Maybe…the above study suggests that more regions are activated by giving than receiving, but whether one actually feels better than the other is hard to say. Perhaps the more important question in light of evolution is why do we like giving so much? Evidence points to cooperation and altruism being integral to our survival as a species, even if it did not necessarily benefit every altruistic individual. The proclivity of another highly social primate species, bonobos, to share with strangers supports the view that this type of behavior promotes the survival of groups. In addition, the existence of specialized brain areas for processing altruism and their connections to reward centers suggest that these pressures on the survival of groups of humans significantly influenced the evolution of our brains. And while altruism is not uniquely human, the extent to which we cooperate with and give to complete strangers is unmatched in the animal kingdom – even bonobos do not share with strangers if there is no potential for social gain (Tan & Hare 2013). So while you’re enjoying giving gifts to your family and friends this holiday season, consider the reason why it feels good to give: the interaction between cultural evolution and human brain evolution.
References
Bereczkei, T., Birkas, B. & Kerekes, Z. Public charity offer as a proximate factor of evolved reputation-building strategy: an experimental analysis of a real-life situation. Evol. Hum. Behav. 28, 277–284 (2007).
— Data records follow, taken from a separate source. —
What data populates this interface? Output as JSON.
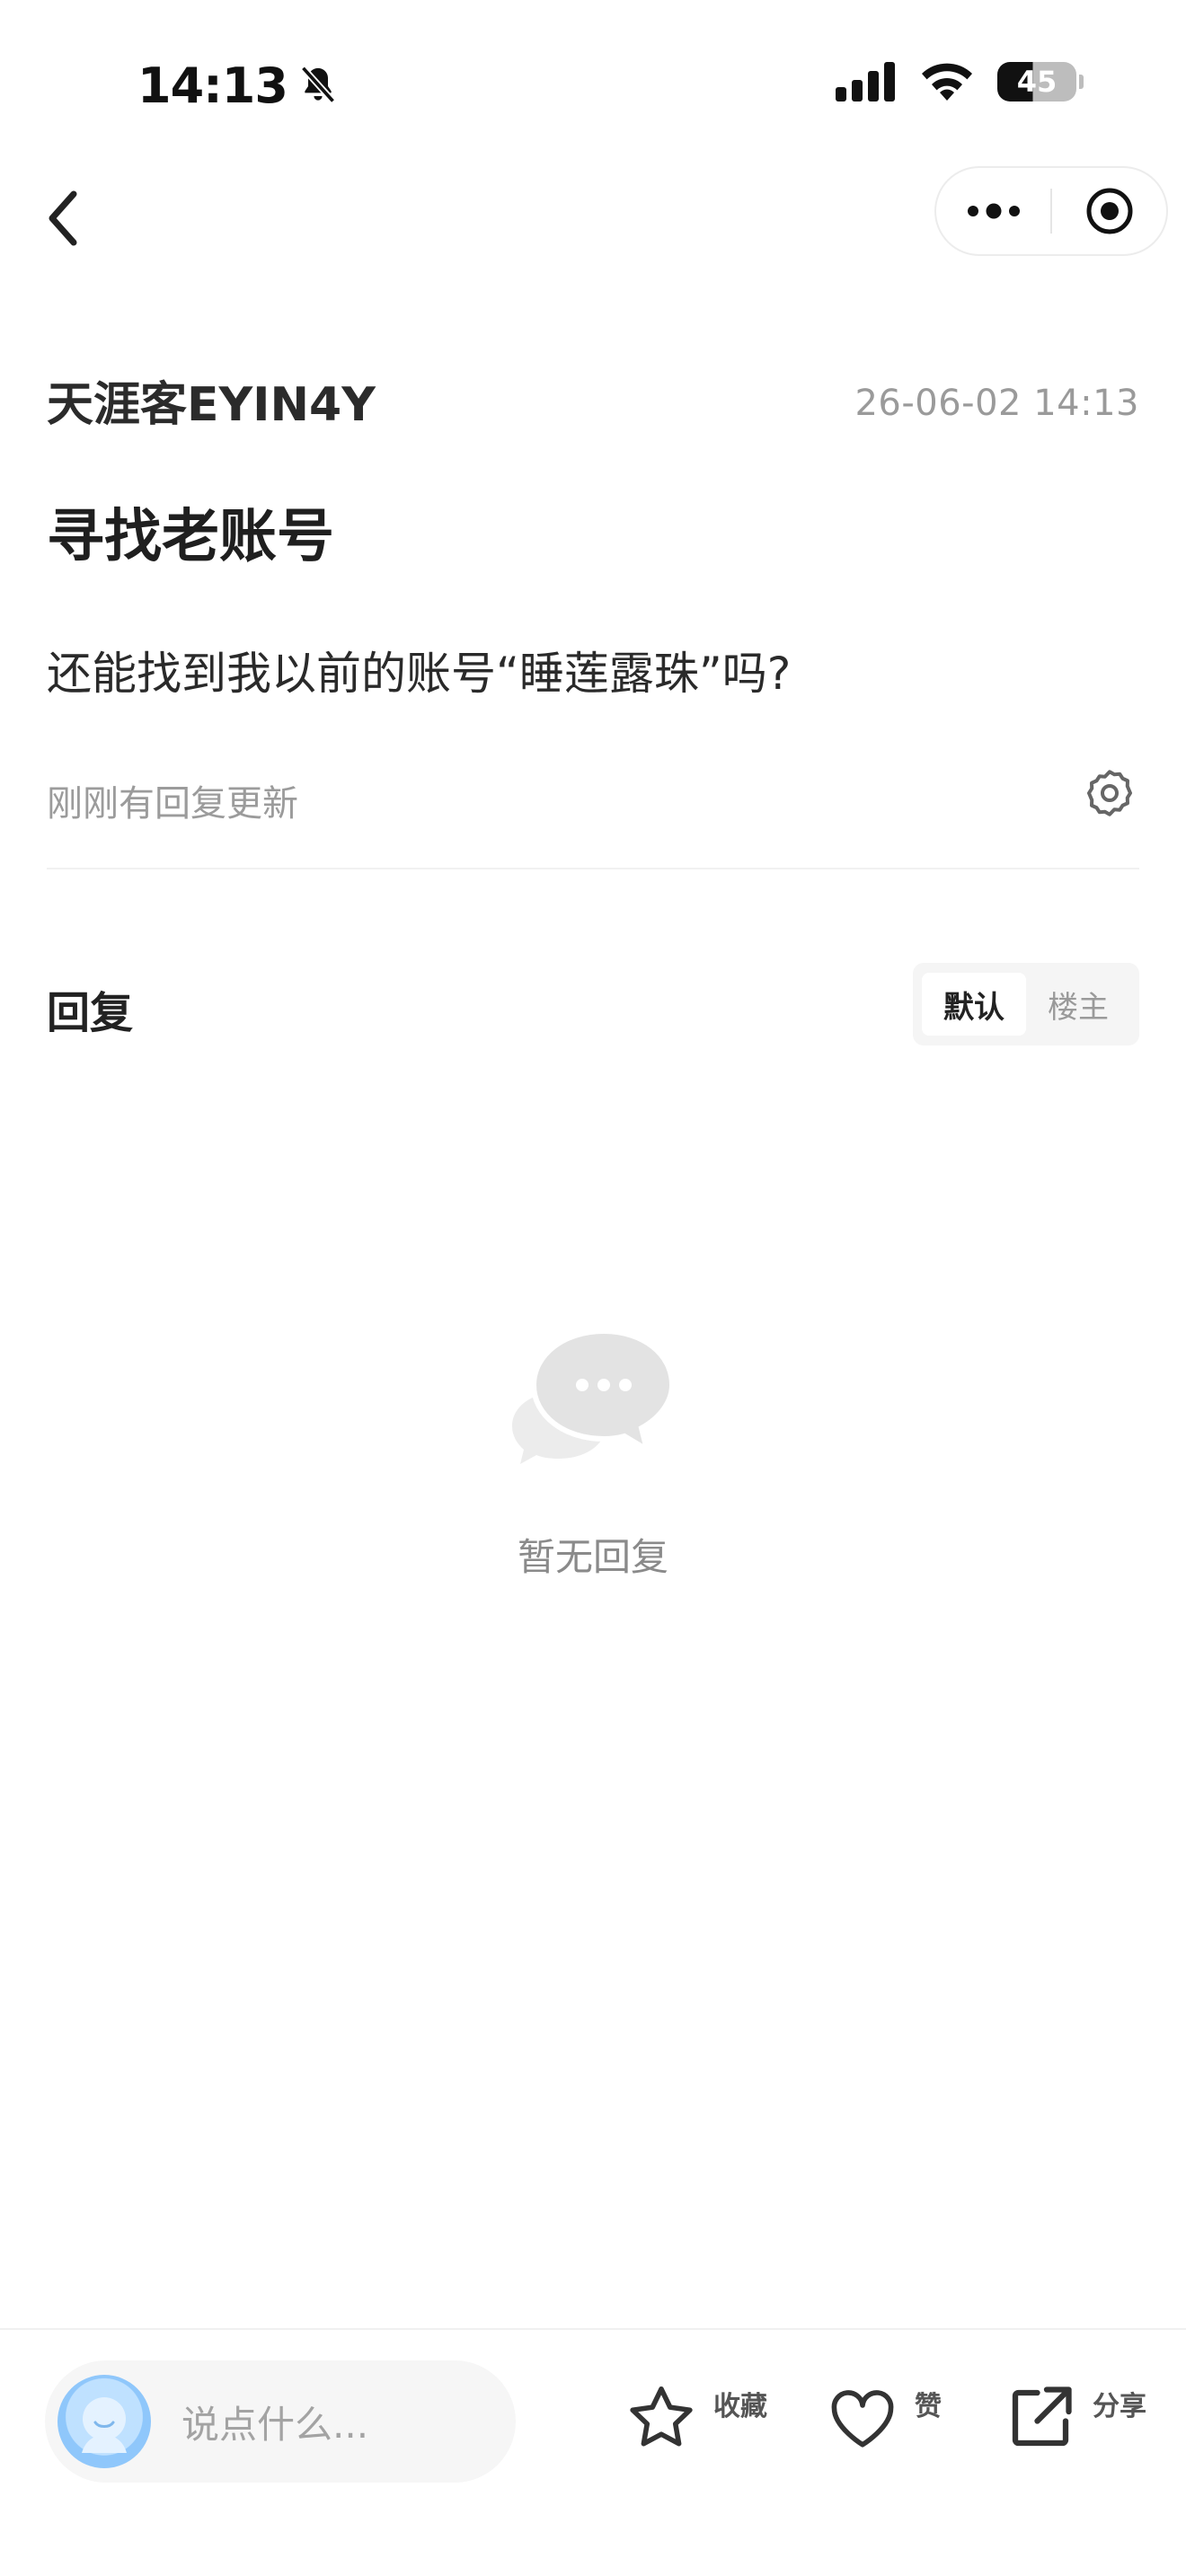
{
  "status_bar": {
    "time": "14:13",
    "battery": "45"
  },
  "post": {
    "author": "天涯客EYIN4Y",
    "time": "26-06-02 14:13",
    "title": "寻找老账号",
    "body": "还能找到我以前的账号“睡莲露珠”吗?",
    "reply_update": "刚刚有回复更新"
  },
  "replies": {
    "title": "回复",
    "sort_options": [
      "默认",
      "楼主"
    ],
    "active_sort": "默认",
    "empty_text": "暂无回复"
  },
  "bottom_bar": {
    "comment_placeholder": "说点什么...",
    "favorite_label": "收藏",
    "like_label": "赞",
    "share_label": "分享"
  },
  "icons": {
    "back": "back-chevron-icon",
    "more": "more-dots-icon",
    "close_mini": "target-icon",
    "settings": "gear-icon",
    "empty": "chat-bubbles-icon",
    "favorite": "star-icon",
    "like": "heart-icon",
    "share": "share-icon"
  }
}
de Quervain, D. J.-F., Fischbacher, U., Treyer, V., Schellhammer, M., Schnyder, U., Buck, A., & Fehr, E. The neural basis of altruistic punishment. Science 305, 1254–8 (2004).
Fehr, E., Fischbacher, U. & Gächter, S. Strong reciprocity, human cooperation, and the enforcement of social norms. Hum. Nat. 13, 1–25 (2002).
Fehr, E. & Fischbacher, U. The nature of human altruism. Nature 425, 785–91 (2003).
Gintis, H. Strong reciprocity and human sociality. J. Theor. Biol. 206, 169–79 (2000).
Izuma, K., Matsumoto, K., Camerer, C. F. & Adolphs, R. Insensitivity to social reputation in autism. (2011).
Moll, J. et al. Human fronto-mesolimbic networks guide decisions about charitable donation. Proc. Natl. Acad. Sci. U. S. A. 103, 15623–8 (2006).
Tan, J. & Hare, B. Bonobos share with strangers. PLoS One 8, e51922 (2013).